My parents are getting ready to sell our family home. It is the house I grew up in, the only one I ever lived in, in Sydney. My Mum writes to me daily, letting me know what she is doing, how she is progressing with the mammoth task of preparing a 2 hectare property for sale. And I reply ‘don’t sell it, don’t sell it, don’t sell it.’ Then I pour a glass of wine and roll around in nostalgia for a while. Just like I did when the time came for my parents to sell my car – my first and only, dearly beloved car – because it was doing nothing but collect dust in the garage. These fixtures of life in Australia are being chivvied along by time, passing hands, moving on and I am not there to say goodbye, not there to feel the mixed bag of emotions that are end-of-eras. I’m not there by choice – I chose to leave, I chose to move to Europe and ultimately I chose to wind up in Bavaria. But the illogical part of me tries valiantly to ignore the part my choices have played. The illogical part of me says, ‘leave me and my nostalgia alone.’
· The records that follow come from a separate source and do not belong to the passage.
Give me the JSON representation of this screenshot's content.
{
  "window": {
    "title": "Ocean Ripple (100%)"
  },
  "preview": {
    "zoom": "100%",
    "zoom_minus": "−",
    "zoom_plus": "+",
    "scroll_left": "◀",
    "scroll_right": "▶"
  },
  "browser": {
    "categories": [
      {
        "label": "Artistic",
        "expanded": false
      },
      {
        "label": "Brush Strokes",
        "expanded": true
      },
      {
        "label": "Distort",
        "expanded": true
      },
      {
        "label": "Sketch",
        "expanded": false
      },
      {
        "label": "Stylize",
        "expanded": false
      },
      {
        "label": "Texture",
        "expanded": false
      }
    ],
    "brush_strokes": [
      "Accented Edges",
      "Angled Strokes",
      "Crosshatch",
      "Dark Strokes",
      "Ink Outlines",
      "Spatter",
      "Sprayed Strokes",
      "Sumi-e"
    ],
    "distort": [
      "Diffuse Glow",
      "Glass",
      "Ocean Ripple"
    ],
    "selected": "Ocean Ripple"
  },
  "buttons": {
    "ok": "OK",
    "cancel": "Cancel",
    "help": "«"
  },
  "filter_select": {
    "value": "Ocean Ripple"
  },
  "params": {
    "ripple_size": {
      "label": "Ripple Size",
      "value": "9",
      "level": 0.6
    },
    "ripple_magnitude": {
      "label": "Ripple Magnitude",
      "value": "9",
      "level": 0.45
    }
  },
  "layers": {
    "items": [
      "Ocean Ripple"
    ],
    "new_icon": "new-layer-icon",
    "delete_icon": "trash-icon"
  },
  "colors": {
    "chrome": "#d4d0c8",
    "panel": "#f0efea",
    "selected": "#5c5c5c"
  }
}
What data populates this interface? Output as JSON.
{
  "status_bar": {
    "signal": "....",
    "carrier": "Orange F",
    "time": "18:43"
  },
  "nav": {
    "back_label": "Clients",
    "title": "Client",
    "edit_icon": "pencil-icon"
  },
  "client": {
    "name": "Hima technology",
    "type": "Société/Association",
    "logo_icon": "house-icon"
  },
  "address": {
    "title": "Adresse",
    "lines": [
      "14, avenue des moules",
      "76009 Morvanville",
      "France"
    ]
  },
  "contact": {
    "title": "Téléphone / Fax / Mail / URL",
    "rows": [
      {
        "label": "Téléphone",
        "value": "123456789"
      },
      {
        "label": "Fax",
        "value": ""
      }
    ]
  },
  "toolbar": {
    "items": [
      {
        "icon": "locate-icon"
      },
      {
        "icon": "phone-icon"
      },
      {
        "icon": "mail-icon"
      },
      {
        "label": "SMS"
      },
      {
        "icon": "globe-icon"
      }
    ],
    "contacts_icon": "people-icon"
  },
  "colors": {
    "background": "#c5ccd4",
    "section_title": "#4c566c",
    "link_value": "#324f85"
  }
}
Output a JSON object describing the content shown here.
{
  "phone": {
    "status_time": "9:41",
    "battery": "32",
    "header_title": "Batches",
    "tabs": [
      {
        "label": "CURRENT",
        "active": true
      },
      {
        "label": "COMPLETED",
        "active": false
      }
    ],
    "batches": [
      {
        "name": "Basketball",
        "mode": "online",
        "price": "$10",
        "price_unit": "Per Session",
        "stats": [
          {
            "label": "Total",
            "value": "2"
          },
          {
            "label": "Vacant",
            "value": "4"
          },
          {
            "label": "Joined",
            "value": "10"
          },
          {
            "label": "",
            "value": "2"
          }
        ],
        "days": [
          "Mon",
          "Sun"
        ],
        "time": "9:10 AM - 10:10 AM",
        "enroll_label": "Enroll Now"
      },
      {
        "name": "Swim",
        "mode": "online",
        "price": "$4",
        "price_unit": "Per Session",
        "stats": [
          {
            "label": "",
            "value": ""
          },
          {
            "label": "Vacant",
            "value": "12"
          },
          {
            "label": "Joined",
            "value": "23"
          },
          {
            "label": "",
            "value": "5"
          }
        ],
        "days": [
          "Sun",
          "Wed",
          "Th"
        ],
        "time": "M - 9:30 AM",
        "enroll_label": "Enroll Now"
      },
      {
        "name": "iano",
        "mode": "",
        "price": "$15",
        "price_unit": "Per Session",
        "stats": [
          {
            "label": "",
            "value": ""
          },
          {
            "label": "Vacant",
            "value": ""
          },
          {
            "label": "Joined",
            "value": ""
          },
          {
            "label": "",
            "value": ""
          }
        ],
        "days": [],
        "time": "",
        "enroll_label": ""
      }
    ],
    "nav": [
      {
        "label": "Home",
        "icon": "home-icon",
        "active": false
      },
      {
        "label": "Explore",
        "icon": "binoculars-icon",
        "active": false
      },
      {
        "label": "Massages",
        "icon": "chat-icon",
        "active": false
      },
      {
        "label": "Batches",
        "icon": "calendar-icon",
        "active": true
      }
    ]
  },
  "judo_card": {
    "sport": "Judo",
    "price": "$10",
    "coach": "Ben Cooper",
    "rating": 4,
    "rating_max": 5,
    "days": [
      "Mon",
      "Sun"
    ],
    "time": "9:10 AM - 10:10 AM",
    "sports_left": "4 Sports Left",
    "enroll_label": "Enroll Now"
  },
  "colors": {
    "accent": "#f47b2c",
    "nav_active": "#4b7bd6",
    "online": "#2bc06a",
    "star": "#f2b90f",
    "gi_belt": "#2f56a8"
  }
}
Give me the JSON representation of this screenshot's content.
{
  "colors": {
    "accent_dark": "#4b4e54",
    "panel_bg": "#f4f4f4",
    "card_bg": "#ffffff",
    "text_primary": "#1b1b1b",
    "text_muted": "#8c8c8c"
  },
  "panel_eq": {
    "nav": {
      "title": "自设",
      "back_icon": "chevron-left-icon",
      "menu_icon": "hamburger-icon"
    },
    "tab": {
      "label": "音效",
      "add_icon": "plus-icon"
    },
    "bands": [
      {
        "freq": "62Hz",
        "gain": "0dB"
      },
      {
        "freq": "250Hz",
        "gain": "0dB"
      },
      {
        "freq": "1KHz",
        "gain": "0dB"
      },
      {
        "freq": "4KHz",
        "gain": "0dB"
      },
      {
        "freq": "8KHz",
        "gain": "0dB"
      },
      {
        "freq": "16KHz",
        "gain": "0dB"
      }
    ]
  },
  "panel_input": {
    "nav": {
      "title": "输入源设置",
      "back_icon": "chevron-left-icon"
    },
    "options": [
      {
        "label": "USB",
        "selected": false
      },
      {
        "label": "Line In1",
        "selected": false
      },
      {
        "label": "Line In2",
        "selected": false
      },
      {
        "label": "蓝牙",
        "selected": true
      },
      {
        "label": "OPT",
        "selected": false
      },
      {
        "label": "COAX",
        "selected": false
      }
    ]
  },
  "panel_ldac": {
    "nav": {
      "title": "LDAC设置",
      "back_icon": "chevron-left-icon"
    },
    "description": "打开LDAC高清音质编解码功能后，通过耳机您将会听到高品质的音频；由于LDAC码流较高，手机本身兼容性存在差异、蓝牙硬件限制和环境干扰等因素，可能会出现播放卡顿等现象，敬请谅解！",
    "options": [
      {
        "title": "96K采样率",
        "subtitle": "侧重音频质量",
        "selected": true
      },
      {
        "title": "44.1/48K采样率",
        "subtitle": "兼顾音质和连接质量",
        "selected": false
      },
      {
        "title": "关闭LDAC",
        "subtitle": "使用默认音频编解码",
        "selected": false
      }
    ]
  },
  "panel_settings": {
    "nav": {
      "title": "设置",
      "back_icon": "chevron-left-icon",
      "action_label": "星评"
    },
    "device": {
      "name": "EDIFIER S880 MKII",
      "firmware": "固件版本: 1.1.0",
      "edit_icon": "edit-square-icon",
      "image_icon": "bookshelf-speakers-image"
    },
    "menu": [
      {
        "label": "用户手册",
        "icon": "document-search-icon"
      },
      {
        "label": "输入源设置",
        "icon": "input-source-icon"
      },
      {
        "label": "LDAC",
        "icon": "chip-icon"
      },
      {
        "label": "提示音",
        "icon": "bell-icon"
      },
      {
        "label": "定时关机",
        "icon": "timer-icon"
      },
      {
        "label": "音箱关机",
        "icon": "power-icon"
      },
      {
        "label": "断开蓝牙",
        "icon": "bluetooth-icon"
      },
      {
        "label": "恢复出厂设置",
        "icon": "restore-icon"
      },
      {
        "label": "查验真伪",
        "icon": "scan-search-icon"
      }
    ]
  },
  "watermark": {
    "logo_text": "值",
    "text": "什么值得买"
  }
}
The oxymoron of being on this side of the looking glass is everything changes at the same time as nothing does. I’m going home at the end of this year, for a visit. My car won’t be there and perhaps Christmas won’t be at the family house. My Dad will have celebrated a big birthday, a milestone, and I will have missed it. There will be new relationships, new engagements, new jobs, new achievements, new apartments. But all of this newness will have happened to the same people. I will talk about all of his newness into the early hours of the morning with the same people I talked about life as I knew it into the early hours of the morning when I lived in Sydney.
Life keeps marching on, on both sides of the looking glass. Eras come to an end. It’s just that sometimes you wish you could be there to give them a bit of a standing ovation.